The Spacelab components were used on 25 shuttle flights, but the components were decommissioned in 1998 except the pallets. Science work was to be moved to the International Space Station and Spacehab module, a pressurized carrier similar to the Spacelab Module. A Spacelab Pallet was recommissioned in 2002 for flight on STS-99. The "Spacelab Pallet - Deployable 1 (SLP-D1) with Canadian Special Purpose Dexterous Manipulator, Dextre" was launched on STS-123. "Spacelab Pallet - Deployable 2 (SLP-D2)" was scheduled for STS-127.
|Mission name||Orbiter||Launch date||Spacelab|
|STS-2||Columbia||November 12, 1981||OSTA-1||1 Pallet|
|STS-3||Columbia||March 22, 1982||OSS-1||1 Pallet|
|STS-9||Columbia||November 28, 1983||Spacelab 1||Module LM1||1 Pallet|
|STS-41-G||Challenger||October 5, 1984||OSTA-3||Pallet|
|STS-51-B||Challenger||April 29, 1985||Spacelab 3||Module LM1||MPESS|
|STS-51-F||Challenger||July 29, 1985||Spacelab 2||Igloo||3 Pallets + IPS|
|STS-61-A (D1)||Challenger||October 30, 1985||Spacelab D1||Module LM2||MPESS|
|STS-35||Columbia||December 2, 1990||ASTRO-1||Igloo||2 Pallets + IPS|
|STS-40||Columbia||June 5, 1991||SLS-1||Module LM1|
|STS-42||Discovery||January 22, 1992||IML-1||Module LM2|
|STS-45||Atlantis||March 24, 1992||ATLAS-1||Igloo||2 Pallets|
|STS-50||Columbia||June 25, 1992||USML-1||Module LM1||EDO|
|STS-46||Atlantis||July 31, 1992||1 Pallet|
|STS-47 (J)||Endeavour||September 12, 1992||Spacelab-J||Module LM2|
|STS-56||Discovery||April 8, 1993||ATLAS-2||Igloo||1 Pallet|
|STS-55 (D2)||Columbia||April 26, 1993||Spacelab D2||Module LM1||Unique Support Structure (USS)|
|STS-58||Columbia||October 18, 1993||SLS-2||Module LM2||EDO|
|STS-59||Endeavour||April 9, 1994||SRL-1||1 Pallet|
|STS-65||Columbia||July 8, 1994||IML-2||Module LM1||EDO|
|STS-64||Discovery||September 9, 1994||LITE||1 Pallet|
|STS-68||Endeavour||September 30, 1994||SRL-2||1 Pallet|
|STS-66||Atlantis||November 3, 1994||ATLAS-3||Igloo||1 Pallet|
|STS-67||Endeavour||March 2, 1995||ASTRO-2||Igloo||2 Pallets + EDO|
|STS-71||Atlantis||June 27, 1995||Spacelab-Mir||Module LM2|
|STS-73||Columbia||October 20, 1995||USML-2||Module LM1||EDO|
|STS-75||Columbia||February 22, 1996||Pallet|
|STS-78||Columbia||June 20, 1996||LMS||Module LM2||EDO|
|STS-82||Discovery||February 21, 1997||Pallet|
|STS-83||Columbia||April 4, 1997||MSL-1||Module LM1||EDO|
|STS-94||Columbia||July 1, 1997||MSL-1R||Module LM1||EDO|
|STS-90||Columbia||April 17, 1998||Neurolab||Module LM2||EDO|
|STS-99||Endeavour||February 11, 2000||SRTM||Pallet|
Besides contributing to ESA missions, Germany and Japan each funded their own Space Shuttle and Spacelab missions. Although superficially similar to other flights, they were actually the first and only non-U.S. and non-European manned space missions with complete German and Japan control.

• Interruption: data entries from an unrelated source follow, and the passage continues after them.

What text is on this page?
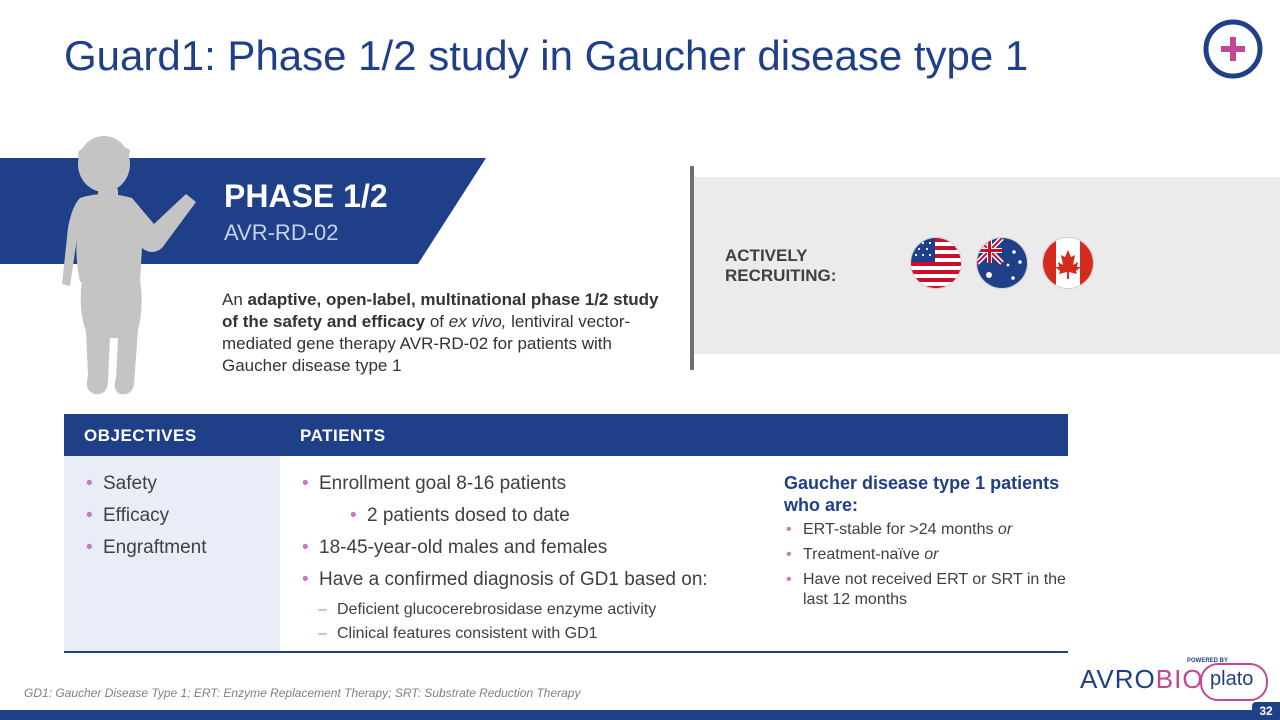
Guard1: Phase 1/2 study in Gaucher disease type 1
PHASE 1/2
AVR-RD-02
An adaptive, open-label, multinational phase 1/2 study of the safety and efficacy of ex vivo, lentiviral vector-mediated gene therapy AVR-RD-02 for patients with Gaucher disease type 1
ACTIVELY
RECRUITING:
OBJECTIVES	PATIENTS
• Safety
• Efficacy
• Engraftment
• Enrollment goal 8-16 patients
• 2 patients dosed to date
• 18-45-year-old males and females
• Have a confirmed diagnosis of GD1 based on:
– Deficient glucocerebrosidase enzyme activity
– Clinical features consistent with GD1
Gaucher disease type 1 patients who are:
• ERT-stable for >24 months or
• Treatment-naïve or
• Have not received ERT or SRT in the last 12 months
GD1: Gaucher Disease Type 1; ERT: Enzyme Replacement Therapy; SRT: Substrate Reduction Therapy	AVROBIO
POWERED BY
plato
32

The first West German mission Deutschland 1 (Spacelab-D1, DLR-1, NASA designation STS-61-A) took place in 1985. A second similar mission, Deutschland 2 (Spacelab-D2, DLR-2, NASA designation STS-55), was first planned for 1988, but due to the Space Shuttle Challenger disaster, was delayed until 1993. It became the first German manned space mission after German reunification.
The only Japan mission, Spacelab-J (NASA designation STS-47), took place in 1992.
Spacelab-4, Spacelab-5 and other planned Spacelab missions were cancelled due to the late development of the Shuttle and the Challenger disaster.
The legacy of Spacelab lives on in the form of the MPLMs and the systems derived from it. These systems include the ATV and Cygnus spacecraft used to transfer payloads to the International Space Station, and the Columbus, Harmony and Tranquility modules of the International Space Station.